RECITAL
Carnegie Hall
Keyboard Virtuosos
Mitsuko Uchida - Piano
ALL-SCHUBERT PROGRAM
Piano Sonata in B Major, D. 575
Piano Sonata in A Minor, D. 845
Piano Sonata in D Major, D. 850
"Mitsuko Uchida—one of the great Schubert interpreters—reveals the sweet, unforced lyricism, depth of emotion, and technical brilliance of the master’s piano sonatas as she continues a two-season exploration of these works. Sudden harmonic shifts make the B-Major Sonata one of Schubert’s most daring early works in the form. The set of variations in the A-Minor Sonata have a fluid, songlike quality, while the D-Major Sonata is a technically brilliant work with a lighthearted finale."
The three works on this evening’s program illustrate the qualities that prompted Schubert’s contemporaries to compare his piano music with Beethoven’s. In the early and comparatively short B-Major–Sonata (which Schubert wrote when he was only 20), the composer is already pushing against the formal and expressive boundaries of the genre. The sonatas in A minor and D major—both written in 1825—are notable for the grandeur of their conception (each work lasts more than 30 minutes), the richness and complexity of their tonal and thematic relationships, and the intricate interweaving of drama and lyricism.

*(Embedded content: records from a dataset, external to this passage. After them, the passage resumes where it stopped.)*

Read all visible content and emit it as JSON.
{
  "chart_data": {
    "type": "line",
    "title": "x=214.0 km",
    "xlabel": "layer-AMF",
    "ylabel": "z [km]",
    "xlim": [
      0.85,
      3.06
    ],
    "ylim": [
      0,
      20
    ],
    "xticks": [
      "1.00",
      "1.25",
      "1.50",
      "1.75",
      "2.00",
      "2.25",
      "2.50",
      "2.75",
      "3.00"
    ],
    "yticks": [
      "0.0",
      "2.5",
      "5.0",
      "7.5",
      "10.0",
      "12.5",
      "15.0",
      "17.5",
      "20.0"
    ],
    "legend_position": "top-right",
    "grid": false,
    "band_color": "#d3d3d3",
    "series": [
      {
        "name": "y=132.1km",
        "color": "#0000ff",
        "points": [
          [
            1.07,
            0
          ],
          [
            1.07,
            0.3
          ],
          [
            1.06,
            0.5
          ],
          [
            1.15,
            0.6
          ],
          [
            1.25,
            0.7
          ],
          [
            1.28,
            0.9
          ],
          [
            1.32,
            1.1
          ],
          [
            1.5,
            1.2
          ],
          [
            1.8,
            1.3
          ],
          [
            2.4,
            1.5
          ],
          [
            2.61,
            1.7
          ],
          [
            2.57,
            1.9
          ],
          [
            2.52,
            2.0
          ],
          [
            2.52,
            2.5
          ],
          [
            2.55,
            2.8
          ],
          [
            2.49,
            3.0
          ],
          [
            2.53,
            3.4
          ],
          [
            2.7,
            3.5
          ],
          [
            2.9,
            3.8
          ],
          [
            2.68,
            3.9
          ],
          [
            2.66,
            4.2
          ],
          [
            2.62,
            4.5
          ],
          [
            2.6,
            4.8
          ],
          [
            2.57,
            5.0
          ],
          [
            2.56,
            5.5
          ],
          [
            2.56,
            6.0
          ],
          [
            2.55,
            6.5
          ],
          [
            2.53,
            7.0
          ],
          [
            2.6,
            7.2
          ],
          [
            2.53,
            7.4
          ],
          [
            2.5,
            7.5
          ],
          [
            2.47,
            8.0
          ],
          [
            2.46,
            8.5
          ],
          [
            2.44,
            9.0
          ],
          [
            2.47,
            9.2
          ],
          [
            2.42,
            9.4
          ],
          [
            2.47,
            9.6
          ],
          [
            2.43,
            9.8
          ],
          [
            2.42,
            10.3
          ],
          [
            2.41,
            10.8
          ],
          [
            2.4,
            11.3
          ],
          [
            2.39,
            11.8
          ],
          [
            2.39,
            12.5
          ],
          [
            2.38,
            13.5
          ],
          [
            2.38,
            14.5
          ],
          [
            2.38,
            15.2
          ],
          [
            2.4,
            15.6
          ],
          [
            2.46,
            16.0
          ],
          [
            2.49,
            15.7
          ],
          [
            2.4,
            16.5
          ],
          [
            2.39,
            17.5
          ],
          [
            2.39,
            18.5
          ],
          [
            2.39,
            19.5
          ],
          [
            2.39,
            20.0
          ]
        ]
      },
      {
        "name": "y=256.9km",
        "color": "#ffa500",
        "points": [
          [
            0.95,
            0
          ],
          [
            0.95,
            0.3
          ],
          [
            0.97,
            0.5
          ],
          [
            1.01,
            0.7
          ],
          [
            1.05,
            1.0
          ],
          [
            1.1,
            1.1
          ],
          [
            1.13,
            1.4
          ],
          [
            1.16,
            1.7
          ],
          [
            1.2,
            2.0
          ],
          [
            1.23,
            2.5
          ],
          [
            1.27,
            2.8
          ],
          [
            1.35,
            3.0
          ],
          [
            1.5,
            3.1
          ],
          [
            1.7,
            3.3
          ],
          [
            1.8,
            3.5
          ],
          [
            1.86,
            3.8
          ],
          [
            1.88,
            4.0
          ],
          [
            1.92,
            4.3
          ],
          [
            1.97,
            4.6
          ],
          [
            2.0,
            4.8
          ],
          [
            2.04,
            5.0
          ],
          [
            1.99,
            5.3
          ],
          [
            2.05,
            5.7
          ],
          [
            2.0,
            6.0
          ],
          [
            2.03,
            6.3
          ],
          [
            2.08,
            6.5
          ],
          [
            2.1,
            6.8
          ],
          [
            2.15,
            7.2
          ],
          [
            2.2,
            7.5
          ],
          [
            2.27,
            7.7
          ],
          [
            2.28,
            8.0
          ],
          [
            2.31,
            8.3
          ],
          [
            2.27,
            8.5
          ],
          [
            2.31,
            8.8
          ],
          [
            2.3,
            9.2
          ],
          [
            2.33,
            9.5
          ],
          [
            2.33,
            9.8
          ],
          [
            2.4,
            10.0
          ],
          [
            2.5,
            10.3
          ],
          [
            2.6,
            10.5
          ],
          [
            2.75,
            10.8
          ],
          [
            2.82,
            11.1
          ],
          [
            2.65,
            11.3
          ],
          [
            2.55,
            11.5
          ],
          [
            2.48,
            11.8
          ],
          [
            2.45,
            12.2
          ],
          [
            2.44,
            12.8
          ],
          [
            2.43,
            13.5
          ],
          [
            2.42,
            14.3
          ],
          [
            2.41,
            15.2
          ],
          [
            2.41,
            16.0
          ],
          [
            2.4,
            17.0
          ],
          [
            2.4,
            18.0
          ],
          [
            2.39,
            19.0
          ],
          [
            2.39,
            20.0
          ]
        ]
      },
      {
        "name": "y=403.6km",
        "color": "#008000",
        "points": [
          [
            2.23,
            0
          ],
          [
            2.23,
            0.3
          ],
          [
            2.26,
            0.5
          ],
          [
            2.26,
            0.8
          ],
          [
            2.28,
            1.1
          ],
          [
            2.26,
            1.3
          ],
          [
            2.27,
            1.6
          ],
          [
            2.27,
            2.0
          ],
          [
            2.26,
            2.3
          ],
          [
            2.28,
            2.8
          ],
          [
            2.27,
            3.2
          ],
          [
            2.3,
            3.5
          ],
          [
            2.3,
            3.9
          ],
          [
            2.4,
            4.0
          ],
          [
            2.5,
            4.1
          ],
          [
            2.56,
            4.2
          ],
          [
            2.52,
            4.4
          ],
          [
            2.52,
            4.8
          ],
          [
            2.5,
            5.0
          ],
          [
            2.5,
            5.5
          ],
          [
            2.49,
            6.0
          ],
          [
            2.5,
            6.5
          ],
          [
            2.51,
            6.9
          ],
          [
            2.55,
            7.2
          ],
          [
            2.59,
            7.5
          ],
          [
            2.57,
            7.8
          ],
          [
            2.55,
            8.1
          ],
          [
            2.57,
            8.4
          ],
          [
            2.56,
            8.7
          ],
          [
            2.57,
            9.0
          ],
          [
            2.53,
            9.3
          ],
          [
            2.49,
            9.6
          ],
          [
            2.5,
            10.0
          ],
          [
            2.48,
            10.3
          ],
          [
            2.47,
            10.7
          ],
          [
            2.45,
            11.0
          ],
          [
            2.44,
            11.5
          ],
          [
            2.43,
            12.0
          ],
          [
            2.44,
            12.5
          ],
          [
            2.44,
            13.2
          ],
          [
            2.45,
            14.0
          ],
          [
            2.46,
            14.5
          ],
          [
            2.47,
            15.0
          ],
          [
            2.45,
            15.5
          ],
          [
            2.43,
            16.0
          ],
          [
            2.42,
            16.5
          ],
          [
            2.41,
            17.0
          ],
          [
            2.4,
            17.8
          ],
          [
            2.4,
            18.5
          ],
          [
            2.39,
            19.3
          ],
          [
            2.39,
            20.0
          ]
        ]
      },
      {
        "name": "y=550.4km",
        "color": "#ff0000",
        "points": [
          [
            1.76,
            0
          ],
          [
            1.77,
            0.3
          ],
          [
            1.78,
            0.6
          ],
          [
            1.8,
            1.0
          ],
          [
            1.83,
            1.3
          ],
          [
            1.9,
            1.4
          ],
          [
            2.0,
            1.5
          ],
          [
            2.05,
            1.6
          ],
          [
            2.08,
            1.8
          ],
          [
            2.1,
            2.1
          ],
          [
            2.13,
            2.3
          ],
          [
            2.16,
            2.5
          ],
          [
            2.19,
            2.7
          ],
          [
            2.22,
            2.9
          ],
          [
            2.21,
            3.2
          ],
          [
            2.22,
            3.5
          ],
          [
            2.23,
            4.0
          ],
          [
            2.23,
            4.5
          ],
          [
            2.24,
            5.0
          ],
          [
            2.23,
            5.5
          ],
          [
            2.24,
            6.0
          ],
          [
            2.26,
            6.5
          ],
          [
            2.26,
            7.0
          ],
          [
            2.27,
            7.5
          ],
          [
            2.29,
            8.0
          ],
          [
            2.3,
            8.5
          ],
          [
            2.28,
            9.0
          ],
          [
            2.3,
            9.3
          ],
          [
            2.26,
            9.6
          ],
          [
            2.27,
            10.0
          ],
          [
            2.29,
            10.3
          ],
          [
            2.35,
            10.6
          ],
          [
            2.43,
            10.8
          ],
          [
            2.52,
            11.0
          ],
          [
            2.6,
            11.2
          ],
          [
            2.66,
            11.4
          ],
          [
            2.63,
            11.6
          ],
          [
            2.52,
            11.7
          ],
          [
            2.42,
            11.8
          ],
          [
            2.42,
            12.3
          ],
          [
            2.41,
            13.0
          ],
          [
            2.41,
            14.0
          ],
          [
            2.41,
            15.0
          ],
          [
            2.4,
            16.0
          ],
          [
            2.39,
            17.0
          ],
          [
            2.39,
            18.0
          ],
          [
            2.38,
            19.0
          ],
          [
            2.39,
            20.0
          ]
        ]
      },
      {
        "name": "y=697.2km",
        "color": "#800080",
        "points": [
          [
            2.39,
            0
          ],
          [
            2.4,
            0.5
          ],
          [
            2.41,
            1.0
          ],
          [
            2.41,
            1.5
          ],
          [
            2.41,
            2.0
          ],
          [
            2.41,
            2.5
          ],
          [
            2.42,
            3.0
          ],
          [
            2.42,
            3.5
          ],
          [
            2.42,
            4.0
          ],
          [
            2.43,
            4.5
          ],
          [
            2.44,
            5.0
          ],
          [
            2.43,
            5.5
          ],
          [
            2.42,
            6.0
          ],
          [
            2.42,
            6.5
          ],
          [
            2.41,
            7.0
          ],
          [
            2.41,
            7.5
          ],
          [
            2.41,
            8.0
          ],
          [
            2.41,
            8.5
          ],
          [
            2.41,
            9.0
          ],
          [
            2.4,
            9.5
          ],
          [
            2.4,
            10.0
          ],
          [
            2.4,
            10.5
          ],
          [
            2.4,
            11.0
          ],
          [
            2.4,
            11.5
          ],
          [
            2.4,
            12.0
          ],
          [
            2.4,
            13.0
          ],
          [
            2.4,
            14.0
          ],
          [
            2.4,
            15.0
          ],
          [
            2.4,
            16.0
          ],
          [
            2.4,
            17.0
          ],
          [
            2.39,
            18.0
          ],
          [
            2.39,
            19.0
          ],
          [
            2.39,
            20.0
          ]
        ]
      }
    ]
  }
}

Schubert’s propensity for bending the rules without breaking them elicited mixed reviews in his lifetime. One bemused critic tut-tutted about certain aspects of the A-Minor–Sonata, “over which one can hardly refrain from shaking one’s head a little. But once it has been shaken and one has thus acknowledged the rules … one cannot refrain from accepting it with pleasure as it is.”